Was bei der Planung dieser Systemelemente festgelegt wird
Geprüft werden Behälter- und Palettenarten, Abmessungen, Stapelbarkeit, Tragfähigkeit, Identifikation, Umlaufkonzepte und Anforderungen an Sauberkeit oder Produktschutz. Dazu kommt die Auswahl der passenden Lagertechnik, etwa für Bodenlagerung, Regale, Durchlaufbereiche oder Bereitstellzonen. Ziel ist eine Lösung, bei der Ladeeinheiten, Lagerplätze und Prozesse zueinander passen und Medienbrüche oder unnötige Umverpackungen vermieden werden.
Typische Einsatzfelder in Lager- und Distributionsprozessen
Solche Planungen werden bei Neuaufbauten, Erweiterungen oder Reorganisationen von Lagern und Umschlagbereichen benötigt. Häufig geht es um Artikel mit unterschiedlichen Grössen, Gewichten und Zugriffshäufigkeiten, die in Kleinbehältern, auf Paletten oder in Mischformen geführt werden. Relevante Einsatzfelder sind Wareneingang, Pufferlager, Kommissionierung, Nachschubsteuerung, Versandbereitstellung und Leerguthandling.

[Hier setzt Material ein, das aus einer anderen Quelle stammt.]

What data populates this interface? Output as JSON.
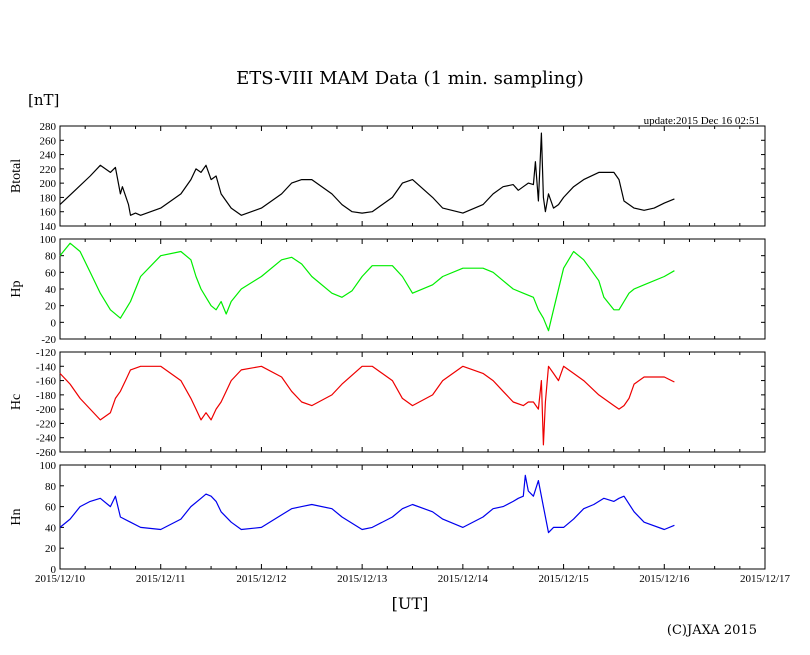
{
  "chart_data": {
    "type": "line",
    "title": "ETS-VIII MAM Data (1 min. sampling)",
    "unit_label": "[nT]",
    "update_text": "update:2015 Dec 16 02:51",
    "xlabel": "[UT]",
    "copyright": "(C)JAXA 2015",
    "x_unit": "days since 2015/12/10 00:00 UT",
    "xlim": [
      0,
      7
    ],
    "x_ticks": [
      {
        "x": 0,
        "label": "2015/12/10"
      },
      {
        "x": 1,
        "label": "2015/12/11"
      },
      {
        "x": 2,
        "label": "2015/12/12"
      },
      {
        "x": 3,
        "label": "2015/12/13"
      },
      {
        "x": 4,
        "label": "2015/12/14"
      },
      {
        "x": 5,
        "label": "2015/12/15"
      },
      {
        "x": 6,
        "label": "2015/12/16"
      },
      {
        "x": 7,
        "label": "2015/12/17"
      }
    ],
    "panels": [
      {
        "name": "Btotal",
        "ylabel": "Btotal",
        "color": "#000000",
        "ylim": [
          140,
          280
        ],
        "yticks": [
          "280",
          "260",
          "240",
          "220",
          "200",
          "180",
          "160",
          "140"
        ],
        "x": [
          0,
          0.15,
          0.3,
          0.4,
          0.5,
          0.55,
          0.6,
          0.62,
          0.68,
          0.7,
          0.75,
          0.8,
          1.0,
          1.2,
          1.3,
          1.35,
          1.4,
          1.45,
          1.5,
          1.55,
          1.6,
          1.7,
          1.8,
          2.0,
          2.2,
          2.3,
          2.4,
          2.5,
          2.7,
          2.8,
          2.9,
          3.0,
          3.1,
          3.3,
          3.4,
          3.5,
          3.7,
          3.8,
          4.0,
          4.2,
          4.3,
          4.4,
          4.5,
          4.55,
          4.6,
          4.65,
          4.7,
          4.72,
          4.75,
          4.78,
          4.8,
          4.82,
          4.85,
          4.9,
          4.95,
          5.0,
          5.1,
          5.2,
          5.35,
          5.5,
          5.55,
          5.6,
          5.7,
          5.8,
          5.9,
          6.0,
          6.1
        ],
        "y": [
          170,
          190,
          210,
          225,
          215,
          222,
          185,
          195,
          170,
          155,
          158,
          155,
          165,
          185,
          205,
          220,
          215,
          225,
          205,
          210,
          185,
          165,
          155,
          165,
          185,
          200,
          205,
          205,
          185,
          170,
          160,
          158,
          160,
          180,
          200,
          205,
          180,
          165,
          158,
          170,
          185,
          195,
          198,
          190,
          195,
          200,
          198,
          230,
          175,
          270,
          180,
          160,
          185,
          165,
          170,
          180,
          195,
          205,
          215,
          215,
          205,
          175,
          165,
          162,
          165,
          172,
          178
        ]
      },
      {
        "name": "Hp",
        "ylabel": "Hp",
        "color": "#00ee00",
        "ylim": [
          -20,
          100
        ],
        "yticks": [
          "100",
          "80",
          "60",
          "40",
          "20",
          "0",
          "-20"
        ],
        "x": [
          0,
          0.1,
          0.2,
          0.3,
          0.4,
          0.5,
          0.6,
          0.7,
          0.8,
          1.0,
          1.2,
          1.3,
          1.35,
          1.4,
          1.45,
          1.5,
          1.55,
          1.6,
          1.65,
          1.7,
          1.8,
          2.0,
          2.2,
          2.3,
          2.4,
          2.5,
          2.7,
          2.8,
          2.9,
          3.0,
          3.1,
          3.3,
          3.4,
          3.5,
          3.7,
          3.8,
          4.0,
          4.2,
          4.3,
          4.4,
          4.5,
          4.6,
          4.7,
          4.75,
          4.8,
          4.85,
          4.9,
          5.0,
          5.1,
          5.2,
          5.35,
          5.4,
          5.5,
          5.55,
          5.6,
          5.65,
          5.7,
          5.8,
          6.0,
          6.1
        ],
        "y": [
          80,
          95,
          85,
          60,
          35,
          15,
          5,
          25,
          55,
          80,
          85,
          75,
          55,
          40,
          30,
          20,
          15,
          25,
          10,
          25,
          40,
          55,
          75,
          78,
          70,
          55,
          35,
          30,
          38,
          55,
          68,
          68,
          55,
          35,
          45,
          55,
          65,
          65,
          60,
          50,
          40,
          35,
          30,
          15,
          5,
          -10,
          15,
          65,
          85,
          75,
          50,
          30,
          15,
          15,
          25,
          35,
          40,
          45,
          55,
          62
        ]
      },
      {
        "name": "Hc",
        "ylabel": "Hc",
        "color": "#ee0000",
        "ylim": [
          -260,
          -120
        ],
        "yticks": [
          "-120",
          "-140",
          "-160",
          "-180",
          "-200",
          "-220",
          "-240",
          "-260"
        ],
        "x": [
          0,
          0.1,
          0.2,
          0.3,
          0.4,
          0.5,
          0.55,
          0.6,
          0.65,
          0.7,
          0.8,
          1.0,
          1.2,
          1.3,
          1.35,
          1.4,
          1.45,
          1.5,
          1.55,
          1.6,
          1.65,
          1.7,
          1.8,
          2.0,
          2.2,
          2.3,
          2.4,
          2.5,
          2.7,
          2.8,
          3.0,
          3.1,
          3.3,
          3.4,
          3.5,
          3.7,
          3.8,
          4.0,
          4.2,
          4.3,
          4.4,
          4.5,
          4.6,
          4.65,
          4.7,
          4.75,
          4.78,
          4.8,
          4.82,
          4.85,
          4.9,
          4.95,
          5.0,
          5.1,
          5.2,
          5.35,
          5.5,
          5.55,
          5.6,
          5.65,
          5.7,
          5.8,
          6.0,
          6.1
        ],
        "y": [
          -150,
          -165,
          -185,
          -200,
          -215,
          -205,
          -185,
          -175,
          -160,
          -145,
          -140,
          -140,
          -160,
          -185,
          -200,
          -215,
          -205,
          -215,
          -200,
          -190,
          -175,
          -160,
          -145,
          -140,
          -155,
          -175,
          -190,
          -195,
          -180,
          -165,
          -140,
          -140,
          -160,
          -185,
          -195,
          -180,
          -160,
          -140,
          -150,
          -160,
          -175,
          -190,
          -195,
          -190,
          -190,
          -200,
          -160,
          -250,
          -190,
          -140,
          -150,
          -160,
          -140,
          -150,
          -160,
          -180,
          -195,
          -200,
          -195,
          -185,
          -165,
          -155,
          -155,
          -162
        ]
      },
      {
        "name": "Hn",
        "ylabel": "Hn",
        "color": "#0000ee",
        "ylim": [
          0,
          100
        ],
        "yticks": [
          "100",
          "80",
          "60",
          "40",
          "20",
          "0"
        ],
        "x": [
          0,
          0.1,
          0.2,
          0.3,
          0.4,
          0.5,
          0.55,
          0.6,
          0.7,
          0.8,
          1.0,
          1.2,
          1.3,
          1.4,
          1.45,
          1.5,
          1.55,
          1.6,
          1.7,
          1.8,
          2.0,
          2.2,
          2.3,
          2.4,
          2.5,
          2.7,
          2.8,
          3.0,
          3.1,
          3.3,
          3.4,
          3.5,
          3.7,
          3.8,
          4.0,
          4.2,
          4.3,
          4.4,
          4.5,
          4.55,
          4.6,
          4.62,
          4.65,
          4.7,
          4.75,
          4.8,
          4.85,
          4.9,
          5.0,
          5.1,
          5.2,
          5.3,
          5.4,
          5.5,
          5.55,
          5.6,
          5.7,
          5.8,
          6.0,
          6.1
        ],
        "y": [
          40,
          48,
          60,
          65,
          68,
          60,
          70,
          50,
          45,
          40,
          38,
          48,
          60,
          68,
          72,
          70,
          65,
          55,
          45,
          38,
          40,
          52,
          58,
          60,
          62,
          58,
          50,
          38,
          40,
          50,
          58,
          62,
          55,
          48,
          40,
          50,
          58,
          60,
          65,
          68,
          70,
          90,
          75,
          70,
          85,
          60,
          35,
          40,
          40,
          48,
          58,
          62,
          68,
          65,
          68,
          70,
          55,
          45,
          38,
          42
        ]
      }
    ]
  }
}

Planungsparameter für Behälter, Paletten und Lagerausstattung
Entscheidend sind Artikelabmessungen, Verpackungseinheiten, Greif- und Zugriffsanforderungen, Stapelhöhen, Flächen- und Höhenverfügbarkeit sowie die gewünschte Lagerdichte. Ebenso relevant sind ergonomische Vorgaben, Umlaufmengen, Leerbehältermanagement und die Kompatibilität mit Scannern, Etiketten oder anderen Kennzeichnungssystemen. Bei Palettenplanung wird zusätzlich betrachtet, wie Ladebilder, Sicherung, Lagerplatzbelegung und Schnittstellen zu Wareneingang, Versand und Transport organisiert werden.
Abgrenzung zu Fördertechnik, Kommissioniertechnik und Gesamtplanung
Die Planung von Kleinbehältern, Lagertechnik und Paletten bezieht sich auf Ladungsträger und lagerbezogene Ausstattung. Sie unterscheidet sich von der Planung innerbetrieblicher Fördertechnik, bei der Transportstrecken, Fördermittel und Übergabepunkte im Vordergrund stehen. Gegenüber der Planung von Kommissioniertechnik ist der Fokus breiter auf Behälter- und Lagerkonzepte gerichtet; gegenüber der Planung kompletter Verteilzentren behandelt sie nicht die gesamte Standort- oder Gebäudeorganisation.